Contrast with PPO/GRPO
- PPO optimizes a clipped advantage surrogate with an explicit KL penalty and a value critic, operating token-wise and tending to be mode-seeking under sharp reward landscapes.
- GRPO removes the critic via group-normalized advantages but still maximizes expected return, whereas FlowRL’s sequence-level TB loss matches the whole reward-induced distribution and empirically preserves multiple reasoning modes.
Minimal PyTorch-style loss
# Given: x, y, T, logp_cur_seq, logp_old_seq, logp_ref_seq, reward
# Hyperparams: beta, eps
# Models: policy (for logp_cur_seq), partition_net Z_phi(x)
with torch.no_grad():
r_hat = (reward - reward.mean(dim=1, keepdim=True)) / (reward.std(dim=1, keepdim=True) + 1e-6)
logp_cur_norm = logp_cur_seq / T
logp_ref_norm = logp_ref_seq / T
with torch.no_grad():
rho = torch.exp(logp_cur_seq - logp_old_seq)

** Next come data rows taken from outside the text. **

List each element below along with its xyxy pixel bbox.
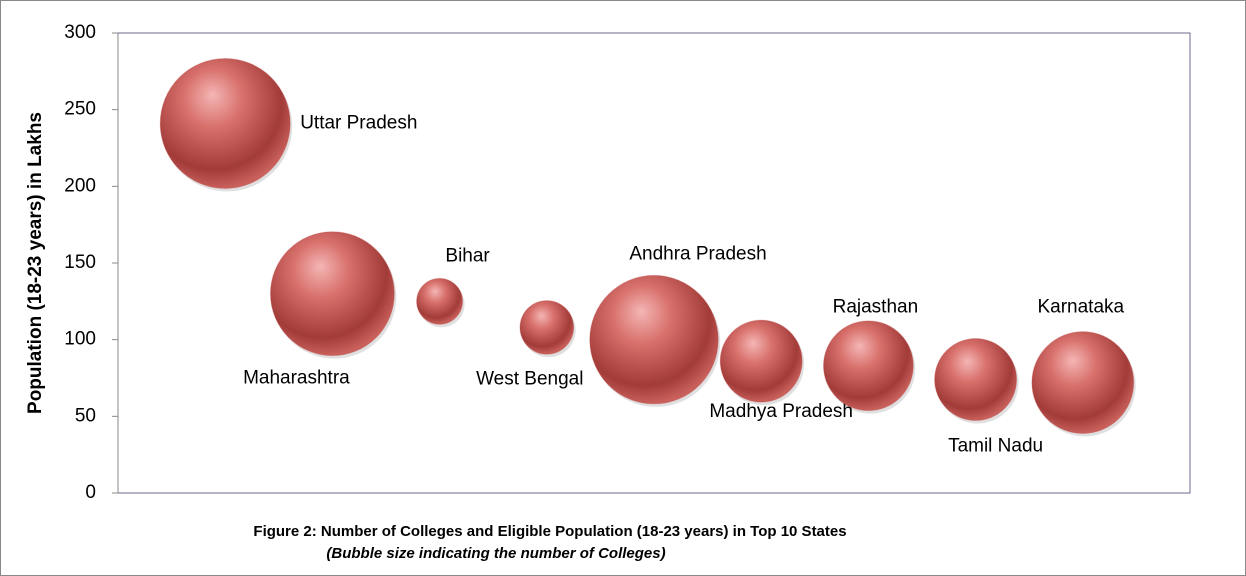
y-tick-label: 300 [64,22,96,43]
bubble-label: West Bengal [476,368,583,389]
bubble-label: Andhra Pradesh [629,244,766,265]
y-tick-label: 100 [64,329,96,350]
y-tick-label: 200 [64,175,96,196]
caption-subtitle: (Bubble size indicating the number of Co… [326,545,665,562]
bubble [519,300,575,355]
bubble [822,320,914,412]
bubble [416,277,464,325]
bubble [934,338,1018,422]
bubble [1031,331,1135,435]
y-axis-title: Population (18-23 years) in Lakhs [25,112,46,414]
bubble-label: Karnataka [1037,297,1124,318]
caption-title: Figure 2: Number of Colleges and Eligibl… [253,523,846,540]
bubble-label: Maharashtra [243,368,350,389]
y-tick-label: 250 [64,99,96,120]
bubble-label: Bihar [445,245,490,266]
bubble [589,274,719,405]
y-tick-label: 0 [85,482,96,503]
bubble-label: Rajasthan [833,297,919,318]
y-tick-label: 150 [64,252,96,273]
bubble-label: Uttar Pradesh [300,112,417,133]
bubble [269,231,395,357]
bubble-label: Madhya Pradesh [709,401,853,422]
y-tick-label: 50 [75,405,96,426]
bubble [159,57,291,189]
bubble-label: Tamil Nadu [948,436,1043,457]
bubble [719,319,803,403]
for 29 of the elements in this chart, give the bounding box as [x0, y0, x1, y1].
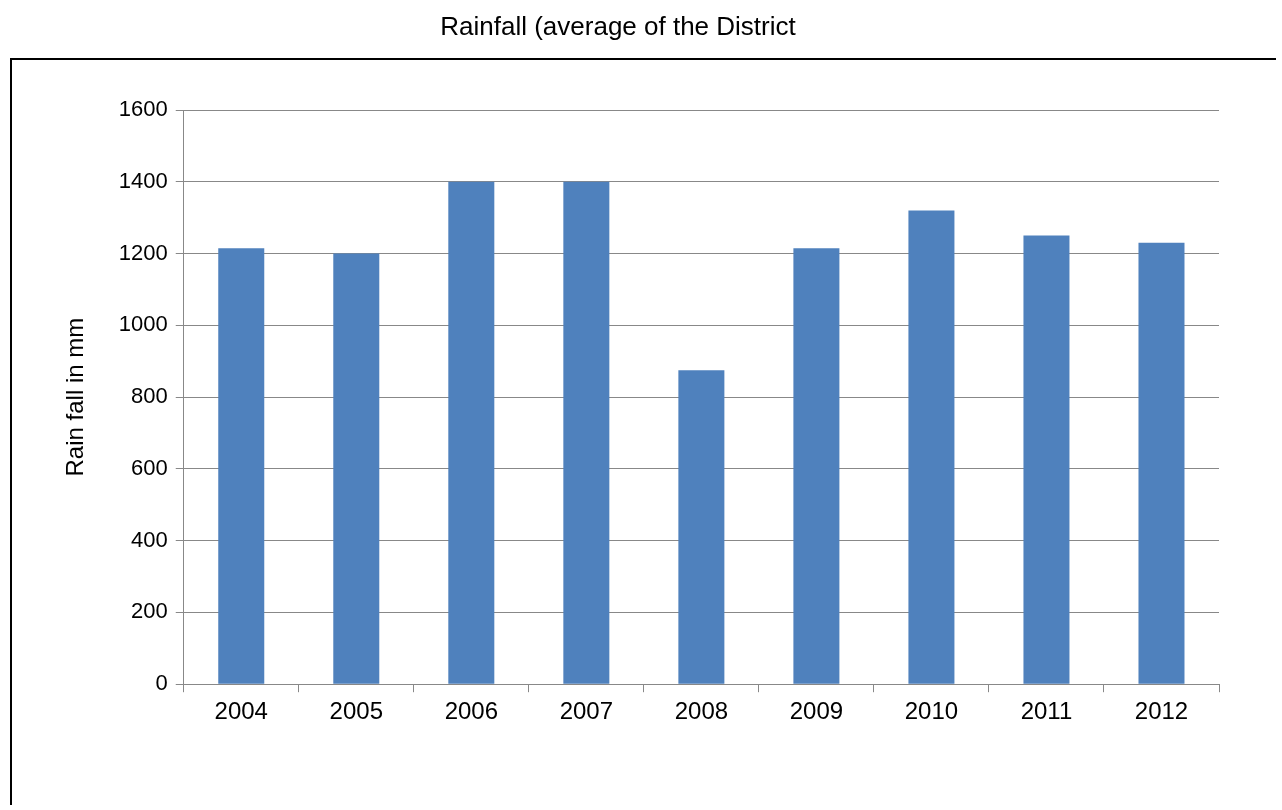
bar	[1023, 235, 1070, 684]
y-axis-title: Rain fall in mm	[61, 317, 89, 477]
y-tick-label: 200	[131, 598, 168, 624]
x-tick-label: 2008	[674, 697, 729, 725]
y-tick-label: 800	[131, 383, 168, 409]
x-tick-label: 2005	[329, 697, 383, 725]
bar	[678, 370, 725, 684]
bar	[1138, 242, 1185, 684]
y-tick-label: 1600	[118, 96, 168, 122]
x-tick-label: 2012	[1134, 697, 1189, 725]
x-tick-label: 2007	[559, 697, 614, 725]
x-tick-label: 2004	[214, 697, 268, 725]
y-tick-label: 400	[131, 526, 168, 552]
bar	[563, 181, 610, 684]
x-tick-label: 2011	[1020, 697, 1073, 725]
bar	[793, 248, 840, 684]
bar	[448, 181, 495, 684]
y-tick-label: 1000	[118, 311, 168, 337]
y-tick-label: 0	[155, 670, 168, 696]
bar	[333, 253, 380, 684]
bar	[908, 210, 955, 684]
chart-title: Rainfall (average of the District	[439, 10, 797, 43]
x-tick-label: 2010	[904, 697, 959, 725]
x-tick-label: 2006	[444, 697, 499, 725]
x-tick-label: 2009	[789, 697, 844, 725]
y-tick-label: 600	[131, 454, 168, 480]
y-tick-label: 1400	[118, 167, 168, 193]
y-tick-label: 1200	[118, 239, 168, 265]
bar	[218, 248, 265, 684]
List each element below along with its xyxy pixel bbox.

w = torch.clamp(rho, 1-eps, 1+eps)
logZ = partition_net(x) # scalar per prompt
delta = logZ + logp_cur_norm - beta * r_hat - logp_ref_norm
loss = (w * (delta ** 2)).mean()
loss.backward()This implements length-normalized, sequence-level trajectory balance with a learned partition and detached clipped importance weighting as specified in FlowRL.
Takeaways
- The FlowRL objective is a squared sequence-level trajectory-balance residual that is equivalent (in expected gradients) to reverse-KL distribution matching against \(\exp(\beta r)\pi_{\mathrm{ref}}\), giving a simple, critic-free route to reward-proportional sampling.
- The three crucial engineering choices—length normalization, per-prompt reward standardization, and detached clipped importance weights—stabilize long-CoT optimization and enable efficient off-policy training in LLM post-training pipelines.
References: FlowRL arXiv for derivations, implementation details, and ablations; Trajectory Balance (GFlowNet) for the theoretical guarantee behind proportional sampling via TB.